As for Jack and the dark deeds he always has to commit (he was ordered by the President to shoot his own commanding agent in the head in Season Three!), I'm starting to think that if they ever decide that a given season's going to be the last season, I hope that all the bad stuff Jack's had to do finally wears him down to the point where he goes over to the dark side and has to be taken out by the next guy. Jack's last words should be "Tell Kim I'm sorry." Nobody could do the things Jack's had to do and not go insane.
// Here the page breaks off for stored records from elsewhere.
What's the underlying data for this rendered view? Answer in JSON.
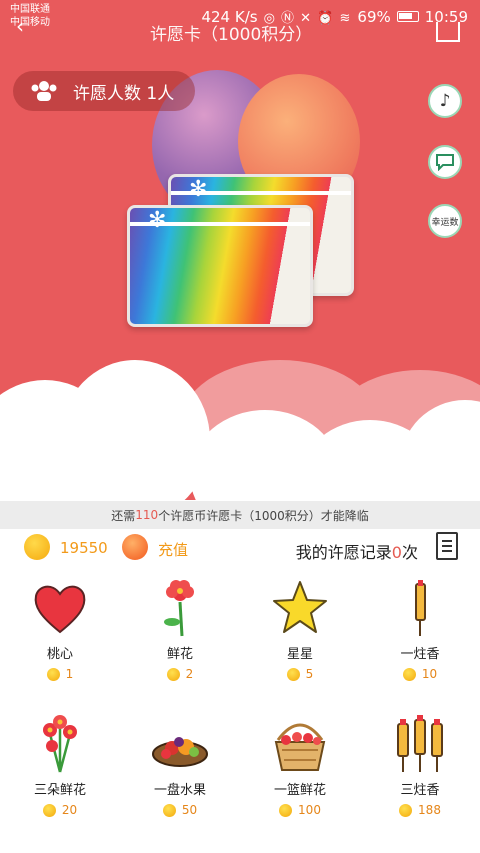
{
  "status": {
    "carrier1": "中国联通",
    "carrier2": "中国移动",
    "speed": "424 K/s",
    "battery": "69%",
    "time": "10:59"
  },
  "header": {
    "title_fragment": "许愿卡（1000积分）"
  },
  "wish_count_label": "许愿人数 1人",
  "side_buttons": {
    "music_icon": "music-note-icon",
    "chat_icon": "chat-bubble-icon",
    "lucky_label": "幸运数"
  },
  "banner": {
    "prefix": "还需",
    "count": "110",
    "suffix": "个许愿币许愿卡（1000积分）才能降临"
  },
  "wallet": {
    "balance": "19550",
    "recharge_label": "充值",
    "record_prefix": "我的许愿记录",
    "record_count": "0",
    "record_suffix": "次"
  },
  "gifts": [
    {
      "name": "桃心",
      "price": "1",
      "icon": "heart-icon"
    },
    {
      "name": "鲜花",
      "price": "2",
      "icon": "flower-icon"
    },
    {
      "name": "星星",
      "price": "5",
      "icon": "star-icon"
    },
    {
      "name": "一炷香",
      "price": "10",
      "icon": "incense-icon"
    },
    {
      "name": "三朵鲜花",
      "price": "20",
      "icon": "three-flowers-icon"
    },
    {
      "name": "一盘水果",
      "price": "50",
      "icon": "fruit-plate-icon"
    },
    {
      "name": "一篮鲜花",
      "price": "100",
      "icon": "flower-basket-icon"
    },
    {
      "name": "三炷香",
      "price": "188",
      "icon": "three-incense-icon"
    }
  ],
  "colors": {
    "hero_bg": "#e85a5c",
    "accent": "#e55b52",
    "coin": "#f29a1a"
  }
}
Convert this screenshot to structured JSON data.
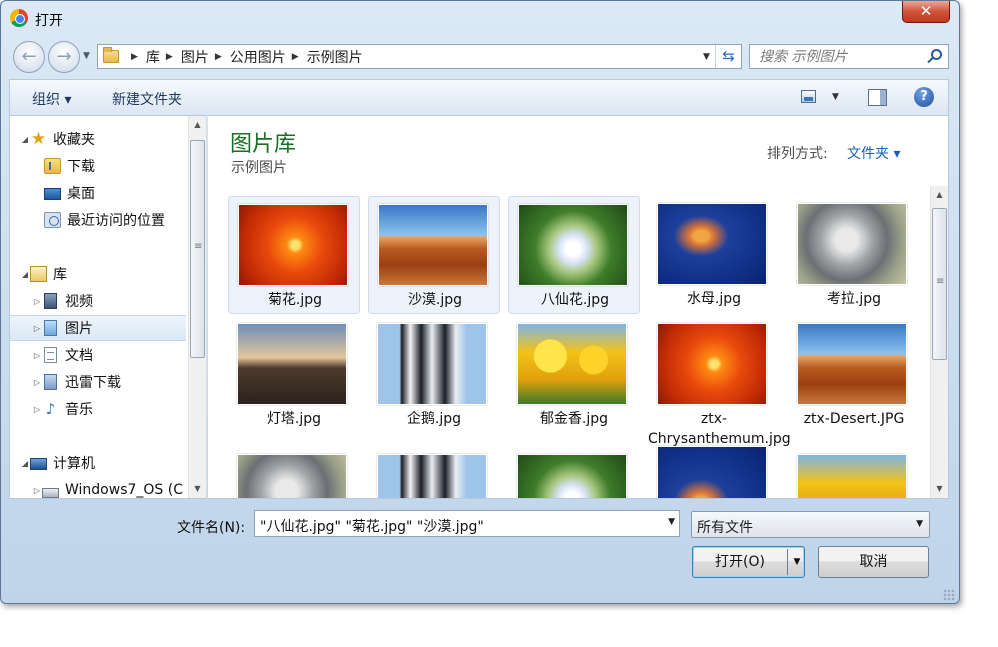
{
  "window": {
    "title": "打开",
    "close_label": "✕"
  },
  "nav": {
    "breadcrumb": [
      "库",
      "图片",
      "公用图片",
      "示例图片"
    ],
    "search_placeholder": "搜索 示例图片"
  },
  "toolbar": {
    "organize": "组织 ▾",
    "new_folder": "新建文件夹",
    "help": "?"
  },
  "sidebar": {
    "favorites": "收藏夹",
    "downloads": "下载",
    "desktop": "桌面",
    "recent": "最近访问的位置",
    "libraries": "库",
    "videos": "视频",
    "pictures": "图片",
    "documents": "文档",
    "thunder": "迅雷下载",
    "music": "音乐",
    "computer": "计算机",
    "drive": "Windows7_OS (C"
  },
  "content": {
    "title": "图片库",
    "subtitle": "示例图片",
    "arrange_label": "排列方式:",
    "arrange_value": "文件夹 ▾",
    "files": [
      {
        "name": "菊花.jpg",
        "selected": true
      },
      {
        "name": "沙漠.jpg",
        "selected": true
      },
      {
        "name": "八仙花.jpg",
        "selected": true
      },
      {
        "name": "水母.jpg",
        "selected": false
      },
      {
        "name": "考拉.jpg",
        "selected": false
      },
      {
        "name": "灯塔.jpg",
        "selected": false
      },
      {
        "name": "企鹅.jpg",
        "selected": false
      },
      {
        "name": "郁金香.jpg",
        "selected": false
      },
      {
        "name": "ztx-Chrysanthemum.jpg",
        "selected": false
      },
      {
        "name": "ztx-Desert.JPG",
        "selected": false
      }
    ]
  },
  "bottom": {
    "filename_label": "文件名(N):",
    "filename_value": "\"八仙花.jpg\" \"菊花.jpg\" \"沙漠.jpg\"",
    "filetype_value": "所有文件",
    "open_label": "打开(O)",
    "cancel_label": "取消"
  }
}
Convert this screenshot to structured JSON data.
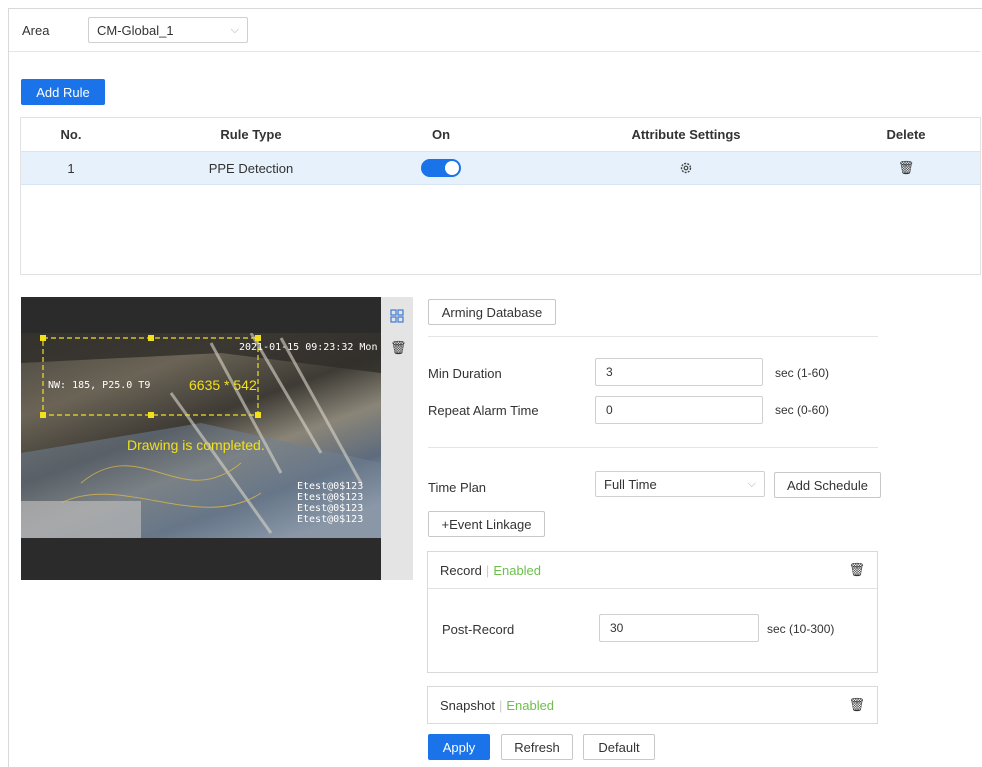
{
  "area": {
    "label": "Area",
    "value": "CM-Global_1"
  },
  "add_rule_label": "Add Rule",
  "table": {
    "headers": {
      "no": "No.",
      "rule_type": "Rule Type",
      "on": "On",
      "attribute": "Attribute Settings",
      "delete": "Delete"
    },
    "rows": [
      {
        "no": "1",
        "rule_type": "PPE Detection",
        "on": true
      }
    ]
  },
  "video": {
    "timestamp": "2021-01-15 09:23:32 Mon",
    "coords": "NW: 185, P25.0 T9",
    "size": "6635 * 542",
    "drawing_status": "Drawing is completed.",
    "osd_lines": [
      "Etest@0$123",
      "Etest@0$123",
      "Etest@0$123",
      "Etest@0$123"
    ]
  },
  "arming_database_label": "Arming Database",
  "min_duration": {
    "label": "Min Duration",
    "value": "3",
    "unit": "sec (1-60)"
  },
  "repeat_alarm": {
    "label": "Repeat Alarm Time",
    "value": "0",
    "unit": "sec (0-60)"
  },
  "time_plan": {
    "label": "Time Plan",
    "value": "Full Time",
    "add_schedule_label": "Add Schedule"
  },
  "event_linkage_label": "+Event Linkage",
  "record": {
    "title": "Record",
    "status": "Enabled",
    "post_label": "Post-Record",
    "post_value": "30",
    "post_unit": "sec (10-300)"
  },
  "snapshot": {
    "title": "Snapshot",
    "status": "Enabled"
  },
  "actions": {
    "apply": "Apply",
    "refresh": "Refresh",
    "default": "Default"
  },
  "colors": {
    "accent": "#1a73e8",
    "enabled": "#6cc04a",
    "selected_row": "#e6f1fb"
  }
}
I'll close with a complaint: was the assassination attempt on David Palmer that closed out Season Two ever referenced again in any substantive way? I didn't watch Seasons Four or Five, so I don't know, but Season Two ended with an assassin shaking Palmer's hand, and then with Palmer staring at his hand, and finally with Palmer writhing on the ground in agony. But when Season Three started the next fall, the calendar on the show had been moved up eight or nine months, and Palmer was out there Presidentin' his heart out. The only reference to the assassination attempt I recall was a shot of the scar tissue on his hands. WTF? Imagine if Return of the Jedi had opened with the Millennium Falcon and Luke's X-Wing rocketing away from Tatooine, with Han saying, "Hey Luke, thanks for rescuing me!"

Now that I've whined a bit about the lack of realism on 24, I hope you'll excuse me while I pop Thunderball into the DVD player. That's the stuff!